Chaque associé compte pour une voix, quelle que soit sa part dans le capital.
Les bénéfices mis en réserves restent le patrimoine de la coopérative pour la pérenniser.
Le dirigeant de l’entreprise est élu par les salariés associés.
Lorsqu’à l’été 2004, les musiciens de l’Orchestre de Chambre de Toulouse ont décidé de refonder l’orchestre, ils se sont bien évidemment demandé quelle serait la meilleure forme juridique.
Des années 50 jusqu’à juin 2004, les musiciens étaient les salariés d’une association loi 1901. Le système fonctionnait très bien jusque dans les années 80, car à cette époque, l’association ne servait que de « chambre d’enregistrement » des décisions prises par l’ensemble de l’équipe musicale et administrative. Une centaine de concerts par an, une trésorerie positive, des bilans équilibrés, c’était le résultat de la gestion par les musiciens de leur orchestre.
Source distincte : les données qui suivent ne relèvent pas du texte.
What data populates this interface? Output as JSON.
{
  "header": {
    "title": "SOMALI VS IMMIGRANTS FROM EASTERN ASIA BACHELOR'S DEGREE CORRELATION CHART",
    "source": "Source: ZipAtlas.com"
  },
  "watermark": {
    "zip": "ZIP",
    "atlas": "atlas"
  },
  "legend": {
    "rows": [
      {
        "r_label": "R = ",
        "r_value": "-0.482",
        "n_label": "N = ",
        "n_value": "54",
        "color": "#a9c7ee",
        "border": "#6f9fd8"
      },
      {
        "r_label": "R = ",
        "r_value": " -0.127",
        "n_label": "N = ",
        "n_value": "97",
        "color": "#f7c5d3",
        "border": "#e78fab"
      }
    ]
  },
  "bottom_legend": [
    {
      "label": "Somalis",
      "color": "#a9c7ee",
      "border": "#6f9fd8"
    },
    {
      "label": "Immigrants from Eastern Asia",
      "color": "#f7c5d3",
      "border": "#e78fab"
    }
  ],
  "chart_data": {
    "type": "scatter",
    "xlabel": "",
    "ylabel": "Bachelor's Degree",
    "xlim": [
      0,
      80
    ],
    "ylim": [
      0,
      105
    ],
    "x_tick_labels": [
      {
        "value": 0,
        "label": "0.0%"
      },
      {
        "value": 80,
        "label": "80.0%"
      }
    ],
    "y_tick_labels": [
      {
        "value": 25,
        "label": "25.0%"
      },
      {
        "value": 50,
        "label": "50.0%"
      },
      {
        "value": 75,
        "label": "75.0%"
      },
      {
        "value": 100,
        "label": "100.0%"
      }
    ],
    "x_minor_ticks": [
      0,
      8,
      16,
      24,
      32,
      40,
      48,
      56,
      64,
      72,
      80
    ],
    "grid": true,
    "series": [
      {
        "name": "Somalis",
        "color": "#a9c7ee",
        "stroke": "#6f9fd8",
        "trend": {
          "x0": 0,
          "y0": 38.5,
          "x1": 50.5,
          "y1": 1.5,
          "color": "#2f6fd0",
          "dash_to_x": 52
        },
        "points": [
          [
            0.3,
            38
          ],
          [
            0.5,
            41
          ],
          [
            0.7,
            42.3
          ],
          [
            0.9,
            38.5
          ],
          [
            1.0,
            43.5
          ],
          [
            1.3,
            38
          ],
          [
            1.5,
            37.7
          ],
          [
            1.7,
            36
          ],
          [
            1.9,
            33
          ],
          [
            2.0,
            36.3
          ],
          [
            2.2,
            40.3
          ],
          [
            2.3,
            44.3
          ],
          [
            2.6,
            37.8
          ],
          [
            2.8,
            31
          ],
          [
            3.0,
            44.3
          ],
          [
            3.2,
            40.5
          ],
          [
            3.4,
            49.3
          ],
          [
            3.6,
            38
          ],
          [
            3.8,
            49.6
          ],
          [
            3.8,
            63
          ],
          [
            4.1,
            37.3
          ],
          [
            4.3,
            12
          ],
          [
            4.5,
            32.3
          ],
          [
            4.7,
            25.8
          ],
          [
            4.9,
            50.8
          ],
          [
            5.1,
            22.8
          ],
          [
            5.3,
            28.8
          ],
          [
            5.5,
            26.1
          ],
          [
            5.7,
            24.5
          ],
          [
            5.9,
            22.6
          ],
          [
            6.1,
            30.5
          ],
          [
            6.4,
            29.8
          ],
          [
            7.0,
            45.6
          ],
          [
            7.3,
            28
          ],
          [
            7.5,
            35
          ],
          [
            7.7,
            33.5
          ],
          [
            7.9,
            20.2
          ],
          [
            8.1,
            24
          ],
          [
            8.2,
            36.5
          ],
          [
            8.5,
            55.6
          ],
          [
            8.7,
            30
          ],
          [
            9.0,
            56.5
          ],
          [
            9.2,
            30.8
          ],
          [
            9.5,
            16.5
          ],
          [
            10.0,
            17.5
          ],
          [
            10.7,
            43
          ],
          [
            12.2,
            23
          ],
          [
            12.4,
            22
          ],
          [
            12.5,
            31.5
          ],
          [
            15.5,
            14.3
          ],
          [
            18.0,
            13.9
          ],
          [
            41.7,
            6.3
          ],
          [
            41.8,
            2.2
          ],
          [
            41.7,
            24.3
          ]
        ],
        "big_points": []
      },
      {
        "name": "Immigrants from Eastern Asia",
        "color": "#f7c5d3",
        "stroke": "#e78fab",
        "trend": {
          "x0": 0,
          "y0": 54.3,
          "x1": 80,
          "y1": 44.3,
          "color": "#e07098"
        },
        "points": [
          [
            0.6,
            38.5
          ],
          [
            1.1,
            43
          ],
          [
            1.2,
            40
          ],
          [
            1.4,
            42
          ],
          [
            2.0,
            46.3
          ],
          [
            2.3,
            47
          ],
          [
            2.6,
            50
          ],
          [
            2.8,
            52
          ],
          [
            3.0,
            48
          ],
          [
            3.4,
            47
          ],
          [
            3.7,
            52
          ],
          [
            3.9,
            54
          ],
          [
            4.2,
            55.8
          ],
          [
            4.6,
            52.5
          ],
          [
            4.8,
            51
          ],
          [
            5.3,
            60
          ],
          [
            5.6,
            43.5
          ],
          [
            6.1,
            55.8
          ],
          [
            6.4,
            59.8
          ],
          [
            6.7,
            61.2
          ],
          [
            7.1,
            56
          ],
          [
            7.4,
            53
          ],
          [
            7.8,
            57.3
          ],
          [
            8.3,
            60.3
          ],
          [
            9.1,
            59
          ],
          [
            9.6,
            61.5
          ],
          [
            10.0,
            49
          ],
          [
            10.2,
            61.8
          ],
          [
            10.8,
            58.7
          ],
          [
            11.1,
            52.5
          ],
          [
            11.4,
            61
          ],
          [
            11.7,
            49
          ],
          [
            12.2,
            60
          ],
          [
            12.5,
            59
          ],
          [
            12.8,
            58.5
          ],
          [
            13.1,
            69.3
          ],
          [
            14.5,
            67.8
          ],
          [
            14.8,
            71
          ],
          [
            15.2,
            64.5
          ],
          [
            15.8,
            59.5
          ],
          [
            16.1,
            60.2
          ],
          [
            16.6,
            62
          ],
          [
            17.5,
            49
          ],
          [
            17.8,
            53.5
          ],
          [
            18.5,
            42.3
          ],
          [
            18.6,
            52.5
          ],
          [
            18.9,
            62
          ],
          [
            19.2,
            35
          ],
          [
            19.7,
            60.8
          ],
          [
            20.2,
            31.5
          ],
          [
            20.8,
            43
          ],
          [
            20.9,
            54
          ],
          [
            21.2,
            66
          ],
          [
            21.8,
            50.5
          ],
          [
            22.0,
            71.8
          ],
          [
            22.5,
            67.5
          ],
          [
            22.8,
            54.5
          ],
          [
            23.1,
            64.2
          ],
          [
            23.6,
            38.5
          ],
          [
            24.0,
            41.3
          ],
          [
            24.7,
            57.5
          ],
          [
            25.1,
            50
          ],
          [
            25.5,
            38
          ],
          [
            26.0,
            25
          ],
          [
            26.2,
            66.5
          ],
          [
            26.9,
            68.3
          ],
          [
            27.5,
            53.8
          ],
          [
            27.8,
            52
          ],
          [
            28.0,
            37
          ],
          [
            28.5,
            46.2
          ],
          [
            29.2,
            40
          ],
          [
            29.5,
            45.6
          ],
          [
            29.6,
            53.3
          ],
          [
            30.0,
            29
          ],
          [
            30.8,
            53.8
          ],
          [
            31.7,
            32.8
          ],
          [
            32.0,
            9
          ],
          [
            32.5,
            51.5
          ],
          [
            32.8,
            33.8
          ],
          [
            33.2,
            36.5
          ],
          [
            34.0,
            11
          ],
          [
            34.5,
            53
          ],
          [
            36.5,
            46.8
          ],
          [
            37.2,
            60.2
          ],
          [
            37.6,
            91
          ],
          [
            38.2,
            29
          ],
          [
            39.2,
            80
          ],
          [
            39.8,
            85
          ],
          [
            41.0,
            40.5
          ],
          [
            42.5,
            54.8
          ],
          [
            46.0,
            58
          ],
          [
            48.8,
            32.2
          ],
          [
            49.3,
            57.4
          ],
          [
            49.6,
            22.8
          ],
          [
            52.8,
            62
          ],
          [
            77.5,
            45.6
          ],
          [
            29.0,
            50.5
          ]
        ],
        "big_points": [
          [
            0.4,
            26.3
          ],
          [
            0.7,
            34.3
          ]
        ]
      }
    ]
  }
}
Lorsque, progressivement, les présidents successifs de l’association se mirent à décider en lieu et place des musiciens, la « machine » se grippa, jusqu’à la panne totale et la liquidation judiciaire de juin 2004.
Les musiciens n’avaient pas envie de revivre cette dépendance envers des « amateurs », et bénéficiaient de surcroît d’une solide expérience. Le statut SCOP leur permettait d’être à nouveau maîtres de leur destin et particulièrement de choisir leur directeur musical, responsable de toute l’esthétique de l’orchestre.
Impliqués dans tous les détails de la vie de l’Orchestre en raison de la tradition initiée par Louis Auriacombe dès 1953, les musiciens ont trouvé dans la Société Coopérative de Production la réponse à leur désir de responsabilité.